The frequency of major Android OS releases will soon slow down considerably, Google’s VP of engineering Andy Rubin said in an interview on Monday. Instead of several major releases per year (2009 saw three major releases), Rubin said Android is headed towards a more mature phase of its life cycle in which the number of updates must be controlled to allow developers to catch up. In other words, expect to see two or even one major release per year. Here are Rubin’s own words:
We’ve gone through a lot of product iterations because we had to bring the product up to market spec. Quite honestly, the product when we launched it, it didn’t really feel like a 1.0, it felt like kind of an 0.8, but it was a window of opportunity and the market needed an entrant at the holiday season.

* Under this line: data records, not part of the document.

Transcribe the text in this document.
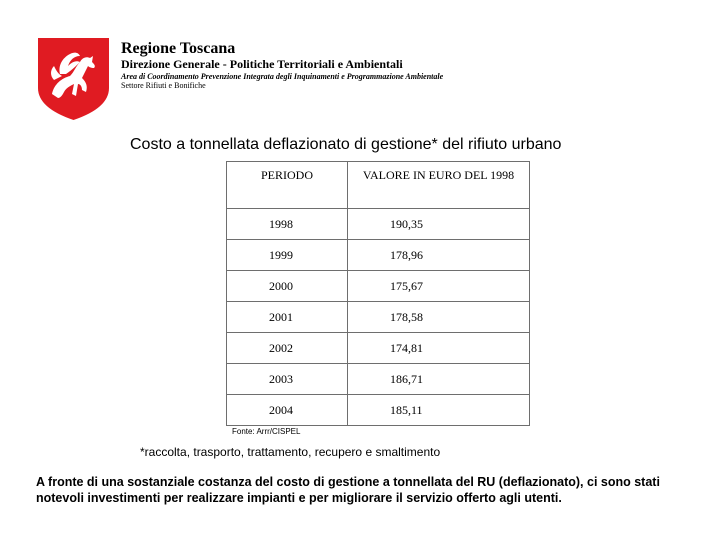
Regione Toscana
Direzione Generale - Politiche Territoriali e Ambientali
Area di Coordinamento Prevenzione Integrata degli Inquinamenti e Programmazione Ambientale
Settore Rifiuti e Bonifiche
Costo a tonnellata deflazionato di gestione* del rifiuto urbano
PERIODO	VALORE IN EURO DEL 1998
1998	190,35
1999	178,96
2000	175,67
2001	178,58
2002	174,81
2003	186,71
2004	185,11
Fonte: Arrr/CISPEL
*raccolta, trasporto, trattamento, recupero e smaltimento
A fronte di una sostanziale costanza del costo di gestione a tonnellata del RU (deflazionato), ci sono stati notevoli investimenti per realizzare impianti e per migliorare il servizio offerto agli utenti.
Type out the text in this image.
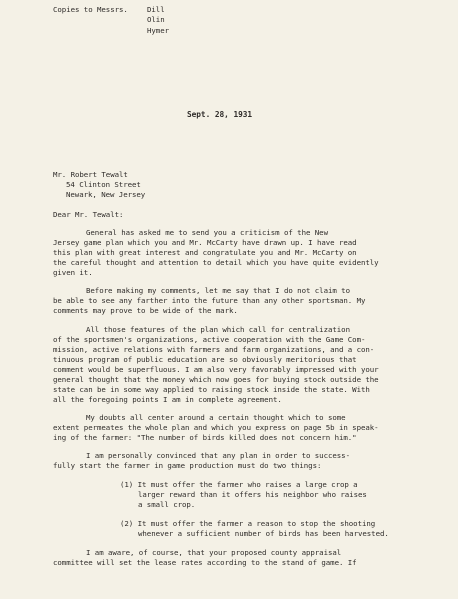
Copies to Messrs.	Dill
Olin
Hymer
Sept. 28, 1931
Mr. Robert Tewalt
54 Clinton Street
Newark, New Jersey
Dear Mr. Tewalt:
General has asked me to send you a criticism of the New
Jersey game plan which you and Mr. McCarty have drawn up. I have read
this plan with great interest and congratulate you and Mr. McCarty on
the careful thought and attention to detail which you have quite evidently
given it.
Before making my comments, let me say that I do not claim to
be able to see any farther into the future than any other sportsman. My
comments may prove to be wide of the mark.
All those features of the plan which call for centralization
of the sportsmen's organizations, active cooperation with the Game Com-
mission, active relations with farmers and farm organizations, and a con-
tinuous program of public education are so obviously meritorious that
comment would be superfluous. I am also very favorably impressed with your
general thought that the money which now goes for buying stock outside the
state can be in some way applied to raising stock inside the state. With
all the foregoing points I am in complete agreement.
My doubts all center around a certain thought which to some
extent permeates the whole plan and which you express on page 5b in speak-
ing of the farmer: "The number of birds killed does not concern him."
I am personally convinced that any plan in order to success-
fully start the farmer in game production must do two things:
(1) It must offer the farmer who raises a large crop a
larger reward than it offers his neighbor who raises
a small crop.
(2) It must offer the farmer a reason to stop the shooting
whenever a sufficient number of birds has been harvested.
I am aware, of course, that your proposed county appraisal
committee will set the lease rates according to the stand of game. If
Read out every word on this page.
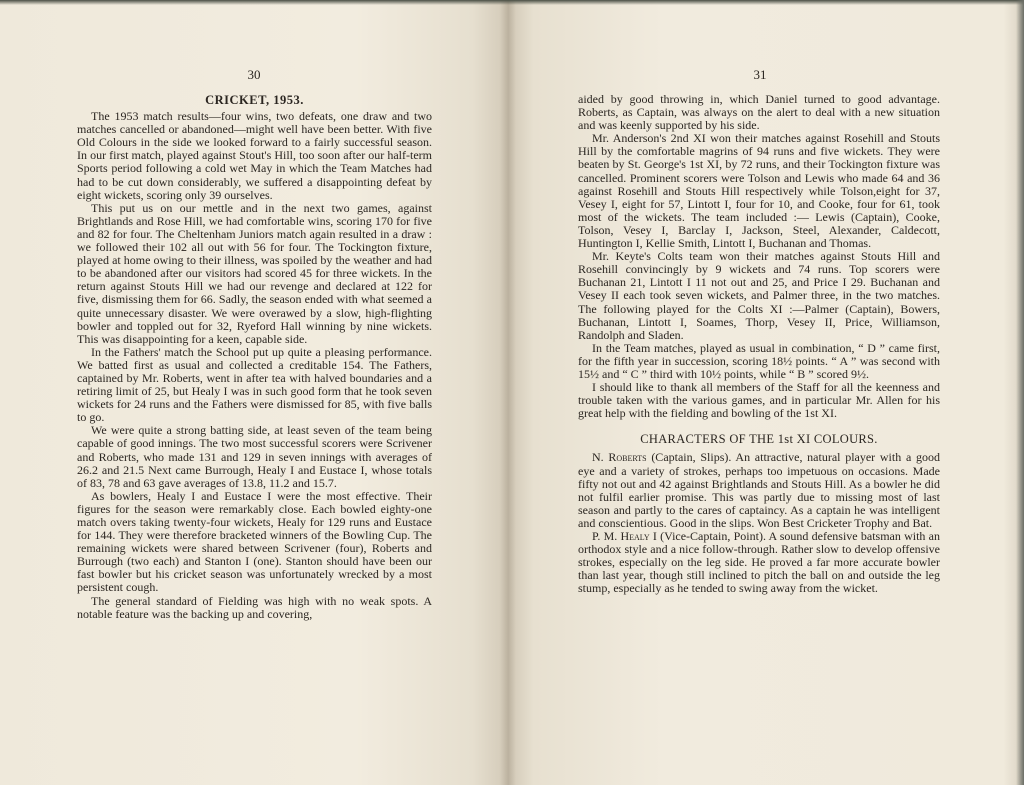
30

CRICKET, 1953.

The 1953 match results—four wins, two defeats, one draw and two matches cancelled or abandoned—might well have been better. With five Old Colours in the side we looked forward to a fairly successful season. In our first match, played against Stout's Hill, too soon after our half-term Sports period following a cold wet May in which the Team Matches had had to be cut down considerably, we suffered a disappointing defeat by eight wickets, scoring only 39 ourselves.

This put us on our mettle and in the next two games, against Brightlands and Rose Hill, we had comfortable wins, scoring 170 for five and 82 for four. The Cheltenham Juniors match again resulted in a draw : we followed their 102 all out with 56 for four. The Tockington fixture, played at home owing to their illness, was spoiled by the weather and had to be abandoned after our visitors had scored 45 for three wickets. In the return against Stouts Hill we had our revenge and declared at 122 for five, dismissing them for 66. Sadly, the season ended with what seemed a quite unnecessary disaster. We were overawed by a slow, high-flighting bowler and toppled out for 32, Ryeford Hall winning by nine wickets. This was disappointing for a keen, capable side.

In the Fathers' match the School put up quite a pleasing performance. We batted first as usual and collected a creditable 154. The Fathers, captained by Mr. Roberts, went in after tea with halved boundaries and a retiring limit of 25, but Healy I was in such good form that he took seven wickets for 24 runs and the Fathers were dismissed for 85, with five balls to go.

We were quite a strong batting side, at least seven of the team being capable of good innings. The two most successful scorers were Scrivener and Roberts, who made 131 and 129 in seven innings with averages of 26.2 and 21.5 Next came Burrough, Healy I and Eustace I, whose totals of 83, 78 and 63 gave averages of 13.8, 11.2 and 15.7.

As bowlers, Healy I and Eustace I were the most effective. Their figures for the season were remarkably close. Each bowled eighty-one match overs taking twenty-four wickets, Healy for 129 runs and Eustace for 144. They were therefore bracketed winners of the Bowling Cup. The remaining wickets were shared between Scrivener (four), Roberts and Burrough (two each) and Stanton I (one). Stanton should have been our fast bowler but his cricket season was unfortunately wrecked by a most persistent cough.

The general standard of Fielding was high with no weak spots. A notable feature was the backing up and covering,

31

aided by good throwing in, which Daniel turned to good advantage. Roberts, as Captain, was always on the alert to deal with a new situation and was keenly supported by his side.

Mr. Anderson's 2nd XI won their matches against Rosehill and Stouts Hill by the comfortable magrins of 94 runs and five wickets. They were beaten by St. George's 1st XI, by 72 runs, and their Tockington fixture was cancelled. Prominent scorers were Tolson and Lewis who made 64 and 36 against Rosehill and Stouts Hill respectively while Tolson,eight for 37, Vesey I, eight for 57, Lintott I, four for 10, and Cooke, four for 61, took most of the wickets. The team included :— Lewis (Captain), Cooke, Tolson, Vesey I, Barclay I, Jackson, Steel, Alexander, Caldecott, Huntington I, Kellie Smith, Lintott I, Buchanan and Thomas.

Mr. Keyte's Colts team won their matches against Stouts Hill and Rosehill convincingly by 9 wickets and 74 runs. Top scorers were Buchanan 21, Lintott I 11 not out and 25, and Price I 29. Buchanan and Vesey II each took seven wickets, and Palmer three, in the two matches. The following played for the Colts XI :—Palmer (Captain), Bowers, Buchanan, Lintott I, Soames, Thorp, Vesey II, Price, Williamson, Randolph and Sladen.

In the Team matches, played as usual in combination, “ D ” came first, for the fifth year in succession, scoring 18½ points. “ A ” was second with 15½ and “ C ” third with 10½ points, while “ B ” scored 9½.

I should like to thank all members of the Staff for all the keenness and trouble taken with the various games, and in particular Mr. Allen for his great help with the fielding and bowling of the 1st XI.

CHARACTERS OF THE 1st XI COLOURS.

N. Roberts (Captain, Slips). An attractive, natural player with a good eye and a variety of strokes, perhaps too impetuous on occasions. Made fifty not out and 42 against Brightlands and Stouts Hill. As a bowler he did not fulfil earlier promise. This was partly due to missing most of last season and partly to the cares of captaincy. As a captain he was intelligent and conscientious. Good in the slips. Won Best Cricketer Trophy and Bat.

P. M. Healy I (Vice-Captain, Point). A sound defensive batsman with an orthodox style and a nice follow-through. Rather slow to develop offensive strokes, especially on the leg side. He proved a far more accurate bowler than last year, though still inclined to pitch the ball on and outside the leg stump, especially as he tended to swing away from the wicket.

So we launched it, and from our internal 0.8, we got to 1.0 pretty quickly, and we went through this iteration cycle. You’ve noticed, probably, that that’s slowed down a little bit. Our product cycle is now, basically twice a year, and it will probably end up being once a year when things start settling down, because a platform that’s moving — it’s hard for developers to keep up. I want developers to basically leverage the innovation. I don’t want developers to have to predict the innovation.
We know the Android Army is going to pounce all over these statements as soon as this post goes up and that fans of other OSes will invariably get involved, but let’s try and keep it clean and civil, shall we?